The experience of deserts was altogether a different ‘cup of sand.’ It left an indelible mark on me. It was January 1984. I had just passed out from Defence Services Staff College, a feather that every officer likes to have on his cap. I was posted as the logistic officer, popularly called DQ. The brigade was on a desert exercise for 90 days. I joined them in Phalsund, a small village having a population of about 250, located 150 km or so from Jodhpur. I was put up in a nice, cosy tent, called a 180 pounder. The tents were distanced (not social distancing, for sure) not to give away our position to the enemy. We lived on a bucket of water a day. Experience soon taught us to use half the bucket, avoiding dipping the mug more than halfway into the water to avoid disturbing the fine sedimented sand at the bottom. We had limited rations (part of the exercise) and no in-between meals. One ingredient we learned to expect in everything we ate was ‘sand.’ It found its way everywhere no matter what we did. Gradually, it became a part of our taste-culture. When we came back to our base in Bhuj, a small unknown town (more unknown before the earthquake of Jan 2001), it felt like heaven. My childlike excitement at the sight of a tap with running water made my wife laugh. Having a shower after 3 months was both exciting and luxurious. Electricity and gadgets like fridge or fans (we didn’t have air-conditioners back then) after three months under the sun and petromax, surely was luxury.

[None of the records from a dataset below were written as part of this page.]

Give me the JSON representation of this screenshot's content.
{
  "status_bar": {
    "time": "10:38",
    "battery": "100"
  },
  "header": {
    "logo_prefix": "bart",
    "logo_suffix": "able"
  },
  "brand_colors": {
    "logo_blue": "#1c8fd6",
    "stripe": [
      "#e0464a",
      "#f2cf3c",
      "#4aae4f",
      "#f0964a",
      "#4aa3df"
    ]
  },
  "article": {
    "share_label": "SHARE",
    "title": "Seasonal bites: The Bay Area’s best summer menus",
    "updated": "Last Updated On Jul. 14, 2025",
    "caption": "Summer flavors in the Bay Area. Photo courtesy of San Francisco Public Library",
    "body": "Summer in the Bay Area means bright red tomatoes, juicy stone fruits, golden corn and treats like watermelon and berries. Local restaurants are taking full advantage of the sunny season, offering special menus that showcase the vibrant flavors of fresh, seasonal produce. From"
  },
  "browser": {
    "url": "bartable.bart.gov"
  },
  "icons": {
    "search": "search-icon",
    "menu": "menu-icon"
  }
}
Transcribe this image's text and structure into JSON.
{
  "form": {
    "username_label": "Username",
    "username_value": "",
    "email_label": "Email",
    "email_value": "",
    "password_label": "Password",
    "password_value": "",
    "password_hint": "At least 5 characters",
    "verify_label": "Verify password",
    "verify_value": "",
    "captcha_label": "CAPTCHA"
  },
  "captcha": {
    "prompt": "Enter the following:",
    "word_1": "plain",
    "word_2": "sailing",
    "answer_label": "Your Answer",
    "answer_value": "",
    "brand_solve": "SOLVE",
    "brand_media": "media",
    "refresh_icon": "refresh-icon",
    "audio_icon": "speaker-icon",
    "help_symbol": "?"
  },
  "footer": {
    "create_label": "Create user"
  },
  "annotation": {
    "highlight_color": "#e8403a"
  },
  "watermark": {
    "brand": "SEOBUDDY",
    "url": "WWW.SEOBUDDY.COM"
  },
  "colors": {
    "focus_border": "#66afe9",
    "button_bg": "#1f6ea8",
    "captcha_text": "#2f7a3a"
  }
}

Besides Bhuj, I also enjoyed ‘peace stations’ like Dinjan, Ramgarh, Dinapore, and Faizabad that are just a name to most people but are an integral part of our beloved motherland. I have no complaint. The Army also posted me to Jalandhar, Bangalore, Jodhpur, Bareilly and Delhi.

Today, in this lockdown I hear people cribbing and complaining. They say they can’t pass time. They are bored. Thanks to our military training we never get bored. I realize that people in metros have taken malls and clubs for granted. Now you are compensated with family time, self-development opportunities, catching up on all you wanted to do and could not find time for. I have been at it with a vengeance.  Believe me, the last 10 days have been the busiest days of my life. I have so much to do.

Did we ever breathe such clean air in Delhi, Mumbai, Bangalore in the last 20 years? I can hear birds chirping outside my house which I was deprived of in the last 15 years in Mumbai. Dolphins found on the coast of Mumbai, Neelgai in a mall in NOIDA and deers sitting on a road in Delhi are signs of nature reminding us of their entitled space.

We have a lot to learn from COVID19. Mother Nature is asking us to slow down, declutter and stop taking our comforts, our privileges and the people in our life for granted. We are being asked to respect and be grateful for what we have. In the Army, they say ‘Leave is a privilege, Not a birthright.’ Let us take the spirit of this quote to our hearts and understand that malls, clubs, Uber, and Metro rail are all privileges, not a birthright. Have gratitude for the electricity that gives you most of the comforts of your gadgets, fans and air conditioners and even the Internet. Even your lifeline, your mobile phone, depends on electricity. Let us focus on all we continue to have and enjoy and not on what we don’t.

This wisdom is at the very heart of the art of living.